Add that to the best-known characteristic of this virus — its wildfire-like ability to spread within a group — and baseball’s attempt to stage a two-month season involving travel in and out of 30 locales starts to look like Russian roulette.

Red Sox pitcher Eduardo Rodríguez, 27, contracted COVID-19 last month and as a result developed myocarditis — an inflammation of the heart — that might shut him down for the season even after multiple tests say he’s clear of the virus.

Cubs pitching coach Tommy Hottovy, a fit, 39-year-old, recent major-league athlete, had a monthlong case so severe he went to the emergency room at one point for treatment before the viral pneumonia and high fever began to improve.

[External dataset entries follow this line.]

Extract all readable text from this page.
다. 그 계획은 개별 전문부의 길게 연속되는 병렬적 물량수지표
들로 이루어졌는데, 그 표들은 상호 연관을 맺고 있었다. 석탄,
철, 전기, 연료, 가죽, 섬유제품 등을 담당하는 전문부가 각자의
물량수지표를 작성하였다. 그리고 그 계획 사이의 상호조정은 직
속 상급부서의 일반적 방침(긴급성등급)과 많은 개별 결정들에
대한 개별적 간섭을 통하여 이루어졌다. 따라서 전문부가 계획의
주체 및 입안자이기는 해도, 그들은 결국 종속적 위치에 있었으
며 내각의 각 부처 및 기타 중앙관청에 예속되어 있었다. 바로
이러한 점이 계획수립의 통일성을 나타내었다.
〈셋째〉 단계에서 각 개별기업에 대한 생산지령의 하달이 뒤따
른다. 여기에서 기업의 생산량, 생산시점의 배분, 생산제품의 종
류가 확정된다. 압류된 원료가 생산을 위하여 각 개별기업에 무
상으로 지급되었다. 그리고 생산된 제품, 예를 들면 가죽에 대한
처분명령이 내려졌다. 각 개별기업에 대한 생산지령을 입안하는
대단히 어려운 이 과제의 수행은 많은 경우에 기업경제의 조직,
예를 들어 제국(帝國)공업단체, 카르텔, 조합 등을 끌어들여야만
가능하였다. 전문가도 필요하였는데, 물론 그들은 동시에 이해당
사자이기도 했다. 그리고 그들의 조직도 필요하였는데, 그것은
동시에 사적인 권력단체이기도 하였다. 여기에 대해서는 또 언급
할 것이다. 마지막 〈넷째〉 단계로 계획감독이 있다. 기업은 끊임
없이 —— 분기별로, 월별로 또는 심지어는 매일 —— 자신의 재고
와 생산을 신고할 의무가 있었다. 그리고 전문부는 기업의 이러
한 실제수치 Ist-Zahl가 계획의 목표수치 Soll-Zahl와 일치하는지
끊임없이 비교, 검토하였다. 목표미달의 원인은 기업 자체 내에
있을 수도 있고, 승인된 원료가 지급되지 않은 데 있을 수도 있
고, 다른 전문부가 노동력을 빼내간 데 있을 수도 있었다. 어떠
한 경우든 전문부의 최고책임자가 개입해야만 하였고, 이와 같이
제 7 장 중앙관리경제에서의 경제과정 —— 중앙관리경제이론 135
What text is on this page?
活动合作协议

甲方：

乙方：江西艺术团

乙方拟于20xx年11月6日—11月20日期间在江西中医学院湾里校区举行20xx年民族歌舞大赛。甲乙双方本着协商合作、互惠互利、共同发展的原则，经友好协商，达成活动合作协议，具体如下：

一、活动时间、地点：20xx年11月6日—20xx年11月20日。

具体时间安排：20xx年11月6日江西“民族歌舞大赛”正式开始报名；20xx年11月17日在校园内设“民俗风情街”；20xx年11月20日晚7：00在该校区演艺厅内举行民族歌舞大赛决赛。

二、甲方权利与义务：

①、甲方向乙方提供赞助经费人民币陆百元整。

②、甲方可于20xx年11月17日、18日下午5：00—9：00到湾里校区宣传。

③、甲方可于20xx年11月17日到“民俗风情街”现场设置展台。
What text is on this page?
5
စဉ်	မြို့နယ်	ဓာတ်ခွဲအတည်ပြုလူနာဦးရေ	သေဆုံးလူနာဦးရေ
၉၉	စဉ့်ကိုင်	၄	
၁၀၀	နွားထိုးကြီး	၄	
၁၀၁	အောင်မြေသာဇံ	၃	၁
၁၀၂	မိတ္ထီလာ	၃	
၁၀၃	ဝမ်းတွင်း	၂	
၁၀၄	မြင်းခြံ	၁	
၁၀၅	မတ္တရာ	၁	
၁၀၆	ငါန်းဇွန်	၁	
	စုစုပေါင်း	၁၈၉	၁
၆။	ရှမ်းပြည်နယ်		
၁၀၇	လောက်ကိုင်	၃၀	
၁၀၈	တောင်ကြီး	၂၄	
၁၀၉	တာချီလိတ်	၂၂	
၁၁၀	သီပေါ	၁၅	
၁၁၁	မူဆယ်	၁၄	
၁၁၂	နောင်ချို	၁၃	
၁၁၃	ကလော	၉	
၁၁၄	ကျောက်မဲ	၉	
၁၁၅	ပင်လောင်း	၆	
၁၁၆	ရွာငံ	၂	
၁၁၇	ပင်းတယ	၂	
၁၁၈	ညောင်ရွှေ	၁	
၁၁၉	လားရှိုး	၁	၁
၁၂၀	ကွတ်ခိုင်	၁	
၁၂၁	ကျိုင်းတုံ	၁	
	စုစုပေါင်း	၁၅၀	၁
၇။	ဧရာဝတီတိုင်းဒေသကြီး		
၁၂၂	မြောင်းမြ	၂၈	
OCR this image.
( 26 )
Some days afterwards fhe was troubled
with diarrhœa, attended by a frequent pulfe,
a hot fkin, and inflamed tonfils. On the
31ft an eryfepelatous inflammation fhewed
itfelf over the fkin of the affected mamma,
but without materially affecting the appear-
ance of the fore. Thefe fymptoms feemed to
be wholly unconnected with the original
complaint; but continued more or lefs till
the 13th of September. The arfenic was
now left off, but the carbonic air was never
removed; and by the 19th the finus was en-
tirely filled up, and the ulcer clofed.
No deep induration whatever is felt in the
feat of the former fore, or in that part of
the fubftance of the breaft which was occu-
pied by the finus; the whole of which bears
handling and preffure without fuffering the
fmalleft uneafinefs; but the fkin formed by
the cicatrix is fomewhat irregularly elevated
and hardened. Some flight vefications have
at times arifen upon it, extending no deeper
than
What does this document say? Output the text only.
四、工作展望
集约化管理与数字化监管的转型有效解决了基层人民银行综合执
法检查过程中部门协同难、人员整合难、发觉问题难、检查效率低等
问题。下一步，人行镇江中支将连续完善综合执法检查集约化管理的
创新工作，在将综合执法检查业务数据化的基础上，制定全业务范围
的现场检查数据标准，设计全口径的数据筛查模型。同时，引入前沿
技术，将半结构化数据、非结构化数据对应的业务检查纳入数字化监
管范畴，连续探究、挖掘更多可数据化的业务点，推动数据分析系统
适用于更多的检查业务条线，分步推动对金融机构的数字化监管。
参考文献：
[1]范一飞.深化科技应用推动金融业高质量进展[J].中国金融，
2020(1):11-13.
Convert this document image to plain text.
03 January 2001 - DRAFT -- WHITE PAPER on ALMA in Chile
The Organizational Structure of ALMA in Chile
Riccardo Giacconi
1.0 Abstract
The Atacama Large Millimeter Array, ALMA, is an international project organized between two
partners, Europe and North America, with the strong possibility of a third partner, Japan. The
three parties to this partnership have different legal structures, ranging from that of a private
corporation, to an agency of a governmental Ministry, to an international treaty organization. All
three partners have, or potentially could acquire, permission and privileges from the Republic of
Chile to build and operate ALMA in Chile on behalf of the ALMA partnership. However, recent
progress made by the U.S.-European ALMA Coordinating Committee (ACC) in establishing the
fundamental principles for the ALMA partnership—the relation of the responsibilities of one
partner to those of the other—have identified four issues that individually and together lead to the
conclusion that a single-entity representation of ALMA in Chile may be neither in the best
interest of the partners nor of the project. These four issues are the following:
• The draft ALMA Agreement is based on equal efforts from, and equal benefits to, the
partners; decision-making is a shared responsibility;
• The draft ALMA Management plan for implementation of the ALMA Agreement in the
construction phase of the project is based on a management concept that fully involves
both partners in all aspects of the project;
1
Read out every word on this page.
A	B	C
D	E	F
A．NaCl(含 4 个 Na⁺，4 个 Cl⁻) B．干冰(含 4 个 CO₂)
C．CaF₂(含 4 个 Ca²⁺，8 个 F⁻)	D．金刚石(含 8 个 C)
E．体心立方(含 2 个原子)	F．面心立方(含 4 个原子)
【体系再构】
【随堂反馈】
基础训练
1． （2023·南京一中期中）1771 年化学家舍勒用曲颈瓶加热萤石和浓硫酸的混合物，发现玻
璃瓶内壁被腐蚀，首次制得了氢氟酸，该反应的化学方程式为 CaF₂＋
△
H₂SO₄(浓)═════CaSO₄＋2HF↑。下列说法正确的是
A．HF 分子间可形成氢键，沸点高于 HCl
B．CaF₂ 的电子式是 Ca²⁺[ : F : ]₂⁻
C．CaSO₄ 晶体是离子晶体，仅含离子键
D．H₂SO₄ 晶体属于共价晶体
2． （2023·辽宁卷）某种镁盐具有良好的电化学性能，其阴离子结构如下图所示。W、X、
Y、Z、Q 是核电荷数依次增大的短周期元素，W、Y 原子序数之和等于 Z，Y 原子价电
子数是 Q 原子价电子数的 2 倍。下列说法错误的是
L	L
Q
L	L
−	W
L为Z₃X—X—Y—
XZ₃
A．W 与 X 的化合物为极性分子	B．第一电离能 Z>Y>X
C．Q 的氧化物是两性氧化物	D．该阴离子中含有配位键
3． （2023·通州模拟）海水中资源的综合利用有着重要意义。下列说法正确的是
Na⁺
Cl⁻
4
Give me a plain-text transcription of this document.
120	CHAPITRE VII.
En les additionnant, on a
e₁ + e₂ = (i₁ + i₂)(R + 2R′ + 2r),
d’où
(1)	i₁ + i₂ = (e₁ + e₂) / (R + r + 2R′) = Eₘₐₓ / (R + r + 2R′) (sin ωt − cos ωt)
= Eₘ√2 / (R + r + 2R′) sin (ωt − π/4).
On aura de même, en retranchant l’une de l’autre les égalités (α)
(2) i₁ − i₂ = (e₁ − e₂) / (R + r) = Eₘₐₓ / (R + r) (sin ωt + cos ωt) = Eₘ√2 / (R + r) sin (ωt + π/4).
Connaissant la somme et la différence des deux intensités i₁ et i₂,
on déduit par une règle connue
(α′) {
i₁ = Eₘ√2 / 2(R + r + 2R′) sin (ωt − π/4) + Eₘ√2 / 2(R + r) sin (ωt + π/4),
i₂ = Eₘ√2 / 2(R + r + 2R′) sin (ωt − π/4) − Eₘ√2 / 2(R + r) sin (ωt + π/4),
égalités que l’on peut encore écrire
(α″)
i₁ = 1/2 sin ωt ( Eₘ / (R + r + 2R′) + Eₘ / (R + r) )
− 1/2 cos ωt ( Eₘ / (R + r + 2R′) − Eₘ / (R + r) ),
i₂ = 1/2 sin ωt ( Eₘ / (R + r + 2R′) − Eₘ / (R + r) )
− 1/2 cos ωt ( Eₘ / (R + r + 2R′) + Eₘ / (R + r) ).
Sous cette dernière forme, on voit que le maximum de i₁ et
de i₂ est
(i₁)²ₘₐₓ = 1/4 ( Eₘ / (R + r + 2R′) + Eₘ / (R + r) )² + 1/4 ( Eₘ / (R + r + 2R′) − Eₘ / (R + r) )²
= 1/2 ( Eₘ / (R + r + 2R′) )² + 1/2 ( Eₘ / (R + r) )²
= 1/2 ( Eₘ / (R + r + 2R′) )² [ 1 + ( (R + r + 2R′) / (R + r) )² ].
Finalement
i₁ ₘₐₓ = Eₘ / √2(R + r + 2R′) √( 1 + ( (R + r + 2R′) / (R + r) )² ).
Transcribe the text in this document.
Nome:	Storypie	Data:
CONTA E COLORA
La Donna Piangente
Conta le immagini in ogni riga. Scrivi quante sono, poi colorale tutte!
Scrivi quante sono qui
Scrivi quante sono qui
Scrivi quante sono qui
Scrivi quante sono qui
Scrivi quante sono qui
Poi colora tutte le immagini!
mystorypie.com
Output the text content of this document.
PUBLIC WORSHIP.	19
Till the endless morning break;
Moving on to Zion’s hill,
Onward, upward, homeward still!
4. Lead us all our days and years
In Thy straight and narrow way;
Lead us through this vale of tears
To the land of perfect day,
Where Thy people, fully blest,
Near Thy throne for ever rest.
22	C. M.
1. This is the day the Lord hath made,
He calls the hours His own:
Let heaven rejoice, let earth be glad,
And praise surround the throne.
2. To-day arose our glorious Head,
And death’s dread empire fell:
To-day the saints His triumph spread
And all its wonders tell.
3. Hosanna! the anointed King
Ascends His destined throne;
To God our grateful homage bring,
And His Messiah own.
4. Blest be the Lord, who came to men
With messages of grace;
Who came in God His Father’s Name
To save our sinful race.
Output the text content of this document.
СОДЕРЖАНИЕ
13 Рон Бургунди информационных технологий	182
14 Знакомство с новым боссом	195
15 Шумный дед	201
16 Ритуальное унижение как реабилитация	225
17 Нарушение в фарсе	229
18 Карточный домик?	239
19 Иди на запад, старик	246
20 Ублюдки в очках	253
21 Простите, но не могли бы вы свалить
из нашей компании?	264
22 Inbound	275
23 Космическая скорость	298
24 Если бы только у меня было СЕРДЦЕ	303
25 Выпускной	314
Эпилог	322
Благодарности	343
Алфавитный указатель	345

The vast majority of players insist they want to play, including Rodríguez, even after his heart diagnosis. More than 20 others have opted out because of the risk, including All-Stars Buster Posey, David Price and — in the past week — Lorenzo Cain and Yoenis Céspedes.

Obviously the owners want to play, with more than $1 billion in recouped revenues at stake in a season of deep financial losses.

“Everyone that I know outside of baseball who’s become positive, who’s gotten COVID-19 at some point, did everything right — washed their hands, wore masks, socially distanced — and they still became positive,” Epstein said. “They don’t know where. It could have been the grocery store. It could have been walking down the street.

“And as far as I know that’s the case inside baseball, too,” he added. “This is everywhere in the country and unfortunately going the wrong direction nationwide. It’s a fraught environment out there that we’re operating in, and we’re going to need to do our absolute best and also be fortunate.”